Schematic overview of the described POC assays. CIFT, collagen-induced thrombus formation time; CPA, cone and plate(let)/impact-R analyzer; CSA, clot signature analyzer; CT, clotting time; PHT, platelet hemostasis time; PFA, platelet function analyzer; POC, point-of-care; ROTEM, rotational thromboelastometry; TEG, thromboelastography.

Fig. 4

Example of a thromboelastography (TEG) and rotational thromboelastometry (ROTEM) tracing. All parameters reflect on distinct aspects of coagulation. Initiation phase: reaction-time (R-time) and clotting time (CT), the time from start of the assay until an amplitude of 2 mm is reached. Propagation phase: kinetic-time (K-time) and clot formation time (CFT), time from 2-mm amplitude until 20-mm amplitude; a-angle, slope between R-time/CT and K-time/CFT; clot strength, maximal amplitude (MA) and maximal clot firmness (MCF), highest amplitude reached; fibrinolysis, clot lysis 30 (CL30) and lysis 30 (LY30), decrease of amplitude after 30 minutes compared with MA/MCF.

Fig. 5

Reported sensitivity of platelet function analyzer in von Willebrand disease patients. Only studies that performed both the epinephrine and adenosine diphosphate cartridge were included unless sensitivity was 100%, despite only one of these cartridges being used, as in these cases using both cartridges would not have altered the sensitivity. Studies written by authors who published multiple publications on this subject are depicted in colors identifying the particular author.
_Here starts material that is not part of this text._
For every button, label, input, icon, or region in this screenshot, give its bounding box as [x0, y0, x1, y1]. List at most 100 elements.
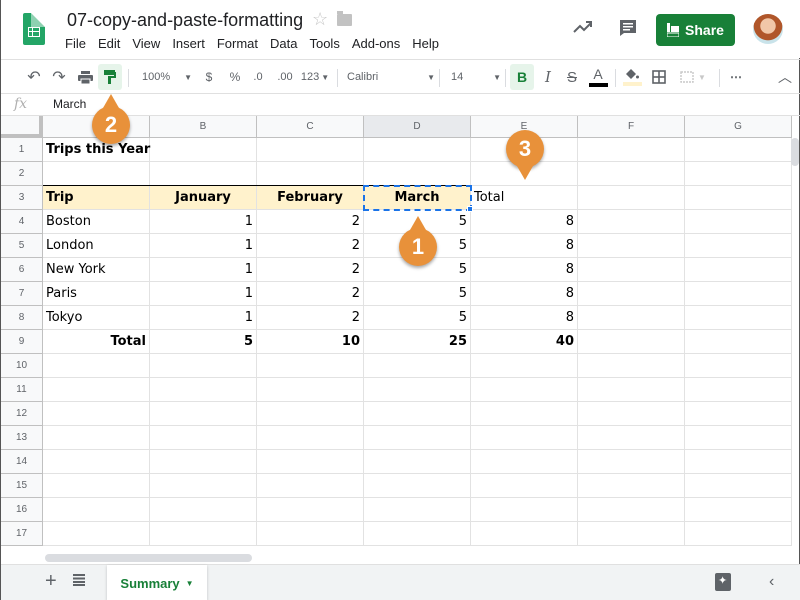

Size of the points signifies the number of patients included in the study. Author and year of publication are depicted for studies reporting a sensitivity < 70%.

Fig. 6

Reported sensitivity of the platelet function analyzer in patients with platelet function disorders. Either an abnormal test result with the epinephrine or adenosine diphosphate cartridge is considered a positive test. Size of the points represents number of patients included in the study. Colors represent the disease studied. NOS, not otherwise specified.